Romain Rolland revient en force. Les rééditions de ses livres se multiplient. C’est la conséquence du fait que, depuis janvier 2015, ses œuvres sont tombées dans le domaine public. L’an dernier avait paru, chez Bartillat, un important inédit, le Journal de Vézelay, en fait le journal que Romain Rolland a tenu pendant la Seconde Guerre mondiale. Sur l’intérêt et la complexité de l’image parfois détestable qu’il
donne de lui-même, le lecteur se reportera aux commentaires du numéro 116 des Lettres françaises. Il faut simplement préciser que Romain Rolland n’a pas toujours été ce que montre ce Journal, ce qui apparaît fort bien dans les quatre ouvrages qui viennent de paraître.
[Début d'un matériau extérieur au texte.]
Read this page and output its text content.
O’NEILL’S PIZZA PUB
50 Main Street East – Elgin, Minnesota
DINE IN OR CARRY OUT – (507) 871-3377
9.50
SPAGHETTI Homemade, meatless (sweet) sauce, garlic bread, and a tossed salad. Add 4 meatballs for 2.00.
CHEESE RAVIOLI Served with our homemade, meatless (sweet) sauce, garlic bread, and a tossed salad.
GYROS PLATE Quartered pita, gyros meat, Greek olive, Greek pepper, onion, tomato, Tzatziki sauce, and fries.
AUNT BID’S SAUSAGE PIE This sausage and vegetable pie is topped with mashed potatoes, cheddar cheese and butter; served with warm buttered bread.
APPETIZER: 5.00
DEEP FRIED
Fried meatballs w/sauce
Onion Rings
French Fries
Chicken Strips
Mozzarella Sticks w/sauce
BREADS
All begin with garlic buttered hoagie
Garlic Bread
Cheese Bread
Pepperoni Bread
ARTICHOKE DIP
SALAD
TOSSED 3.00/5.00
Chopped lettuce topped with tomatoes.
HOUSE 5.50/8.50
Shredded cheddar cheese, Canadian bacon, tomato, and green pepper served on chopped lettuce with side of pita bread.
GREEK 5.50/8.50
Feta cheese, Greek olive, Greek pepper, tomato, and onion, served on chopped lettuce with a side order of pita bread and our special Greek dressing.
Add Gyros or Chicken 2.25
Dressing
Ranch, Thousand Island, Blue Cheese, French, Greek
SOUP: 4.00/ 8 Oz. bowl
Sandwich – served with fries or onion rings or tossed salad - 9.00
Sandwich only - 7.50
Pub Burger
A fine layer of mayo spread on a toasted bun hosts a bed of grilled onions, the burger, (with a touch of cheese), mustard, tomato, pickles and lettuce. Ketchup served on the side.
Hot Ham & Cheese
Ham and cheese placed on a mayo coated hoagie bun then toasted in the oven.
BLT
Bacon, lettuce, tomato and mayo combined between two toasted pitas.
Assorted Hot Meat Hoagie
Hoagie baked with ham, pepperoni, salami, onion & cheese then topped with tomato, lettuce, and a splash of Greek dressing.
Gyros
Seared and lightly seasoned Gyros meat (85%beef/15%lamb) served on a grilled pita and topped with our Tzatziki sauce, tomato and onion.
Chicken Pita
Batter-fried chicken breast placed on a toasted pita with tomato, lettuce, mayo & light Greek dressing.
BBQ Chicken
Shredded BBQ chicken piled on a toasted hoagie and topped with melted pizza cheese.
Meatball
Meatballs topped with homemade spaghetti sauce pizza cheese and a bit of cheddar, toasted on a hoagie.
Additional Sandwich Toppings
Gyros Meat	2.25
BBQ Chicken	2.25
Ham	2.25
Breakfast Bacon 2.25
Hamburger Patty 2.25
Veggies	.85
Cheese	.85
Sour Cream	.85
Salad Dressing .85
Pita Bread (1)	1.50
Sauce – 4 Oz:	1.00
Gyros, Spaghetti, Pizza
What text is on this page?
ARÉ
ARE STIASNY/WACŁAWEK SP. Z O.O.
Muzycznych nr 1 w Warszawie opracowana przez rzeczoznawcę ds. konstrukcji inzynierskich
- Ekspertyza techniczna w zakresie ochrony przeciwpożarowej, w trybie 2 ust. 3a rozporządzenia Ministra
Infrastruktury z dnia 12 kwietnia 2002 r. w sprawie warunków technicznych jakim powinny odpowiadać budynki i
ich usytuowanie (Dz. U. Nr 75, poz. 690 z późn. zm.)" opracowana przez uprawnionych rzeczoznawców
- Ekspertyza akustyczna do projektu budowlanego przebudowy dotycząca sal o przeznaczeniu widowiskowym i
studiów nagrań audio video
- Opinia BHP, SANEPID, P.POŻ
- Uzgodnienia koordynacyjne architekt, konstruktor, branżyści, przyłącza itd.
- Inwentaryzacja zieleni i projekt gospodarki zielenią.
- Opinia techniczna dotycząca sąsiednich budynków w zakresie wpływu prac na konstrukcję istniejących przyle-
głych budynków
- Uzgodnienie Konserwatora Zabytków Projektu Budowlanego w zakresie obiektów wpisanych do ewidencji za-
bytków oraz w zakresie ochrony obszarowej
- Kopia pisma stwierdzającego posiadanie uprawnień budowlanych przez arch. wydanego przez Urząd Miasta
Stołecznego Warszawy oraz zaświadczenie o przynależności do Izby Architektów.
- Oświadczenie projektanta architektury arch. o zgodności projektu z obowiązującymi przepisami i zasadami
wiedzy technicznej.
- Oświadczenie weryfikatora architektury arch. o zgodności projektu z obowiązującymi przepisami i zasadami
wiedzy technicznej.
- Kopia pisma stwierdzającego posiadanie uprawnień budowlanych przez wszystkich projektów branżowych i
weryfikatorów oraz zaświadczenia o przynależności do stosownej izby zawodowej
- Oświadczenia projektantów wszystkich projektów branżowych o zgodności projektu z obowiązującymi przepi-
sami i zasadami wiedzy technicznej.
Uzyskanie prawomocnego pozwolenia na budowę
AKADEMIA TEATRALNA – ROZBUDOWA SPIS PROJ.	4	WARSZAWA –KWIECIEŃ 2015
La Vie de Beethoven date de l’époque de l’amitié avec Péguy. Elle fut publiée pour la première fois en 1903 dans les Cahiers de la quinzaine et connut un succès de librairie inattendu. Il faut reconnaître qu’on dispose maintenant de biographies de Beethoven plus exhaustives, mais cet ouvrage est loin d’être négligeable, rehaussé qu’il est par divers textes de Beethoven, dont le testament d’Heiligenstadt et un choix de lettres. S’il ne peut rivaliser avec la grande somme de 1 500 pages que Romain Rolland lui consacrera plus tard, en véritable musicologue, il reste une bonne introduction à ce que l’auteur de la Cinquième Symphonie a pu alors représenter. Il faut plutôt prendre cette Vie comme un témoignage de premier plan du poids de la personnalité de Beethoven parmi les intellectuels français de la fin du
XIX e siècle. Maintes pages du Journal de Rolland attestent que celui-ci était devenu pour lui un ami et un véritable confident, surtout dans les mauvais jours. Jouer ses œuvres au piano lui permettait de sentir à quel point la musique de Beethoven était portée par une volonté féroce, celle qui permet de surmonter les désastres de la vie.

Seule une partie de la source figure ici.